Frankenstein’s monster is often seen as a cruel and aggressive creature, yet in reality, he is a very good and detailed description of a severely neglected child. The author of the novel was perfectly aware of what kind of child can be raised with disgust and hatred, replacing love and care. Nineteen-year-old Mary Shelley understood the importance of giving birth to a healthy baby and raising it properly, as by that time she already was a mother with a tragic and deeply traumatic experience of losing her child and a fear of losing another one.

The anxieties and worries women often experience during their pregnancies are the signals of doubts and insecurities. These feelings are normal for young mothers having their first child, or any other healthy pregnant ladies, but for the women that have been through negative experiences connected with childbirth having the next child can be a serious stress. New pregnancies make women re-visit their past and go through their tragedies all over again fearing what may happen.

The phobias of women that have been through various negative and painful emotional and physical experiences related to pregnancies, childbirth and child development are much more real than the ones of inexperienced mothers, who are simply afraid of the unknown. Mary Shelley’s fears were significant and strong enough to result in the creation of a novel that keeps bothering the publicity centuries after it was first published.

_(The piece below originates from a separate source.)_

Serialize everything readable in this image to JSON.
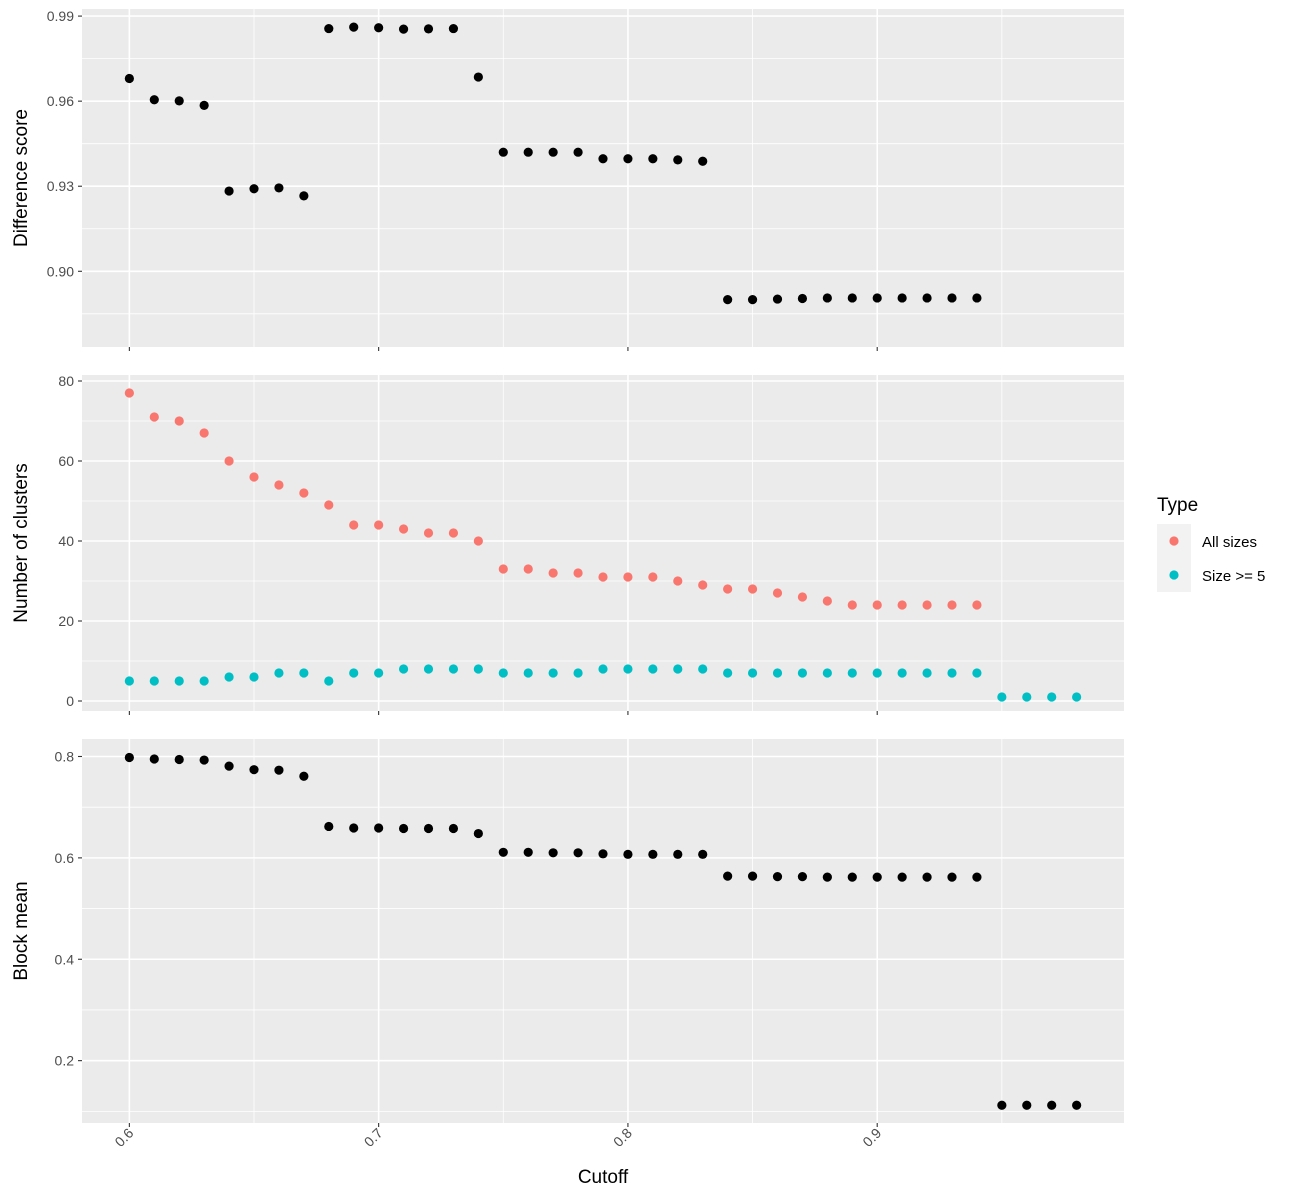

“Frankenstein” can definitely be referred to as the first novel about the issues of childbirth in human history. The analysis of Mary Shelley’s work today brings public awareness of the seriousness of the problems many women have to face due to their traumatic physical and psychological experiences related to childbirth and pregnancy. It is worth knowing that the number of women undergoing this kind of stress is growing every day (Mirza, Devine & Gaddipati, 2010).

Such phobias may be caused by various accidents and injuries as well as illnesses and infections of female reproductive organs (Brown, 2009). These issues often cannot be cured only by gynecologists because after the physical damage heals, there is still deep emotional trauma that can influence the woman’s future decisions about pregnancy and childbirth. After going through bad experiences of this kind, a woman may never want to have children again or find enough courage and faith to become pregnant one more time.

It takes a long while to cure the physical injuries of female reproductive organs, but the emotional and psychological consequences of negative accidents related to childbirth and pregnancy may never go away if they are not addressed or are treated inappropriately (Dailey, Humphreys, Rankin & Lee, 2011). Childbirth is, without a doubt, one of the most miraculous and beautiful happenings in the world, but under certain circumstances, this amazingly magical experience may be turned upside down and viewed as the most stressful and devastating torture.

The novel by Mary Shelley offers the readers an alternative perspective on the author’s deepest personal fears of different stages of the process of having children and being a parent. “Frankenstein” is not only a legendary gothic book admired by many modern readers but also a psychological representation of its author’s inner sufferings related to childbirth and pregnancy.

Reference List

Brown, H. (2009). Trauma in pregnancy. Obstetrics & Gynecology, 114(1), 147-160.

Dailey, D., Humphreys, J., Rankin, S., & Lee, K. (2011). An exploration of lifetime trauma exposure in pregnant low-income African American women. Maternal And Child Health Journal, 15(3), 410-418.

Mirza, F., Devine, P., & Gaddipati, S. (2010). Trauma in pregnancy: a systematic approach. American Journal of Perinatology, 27(7), 579-586.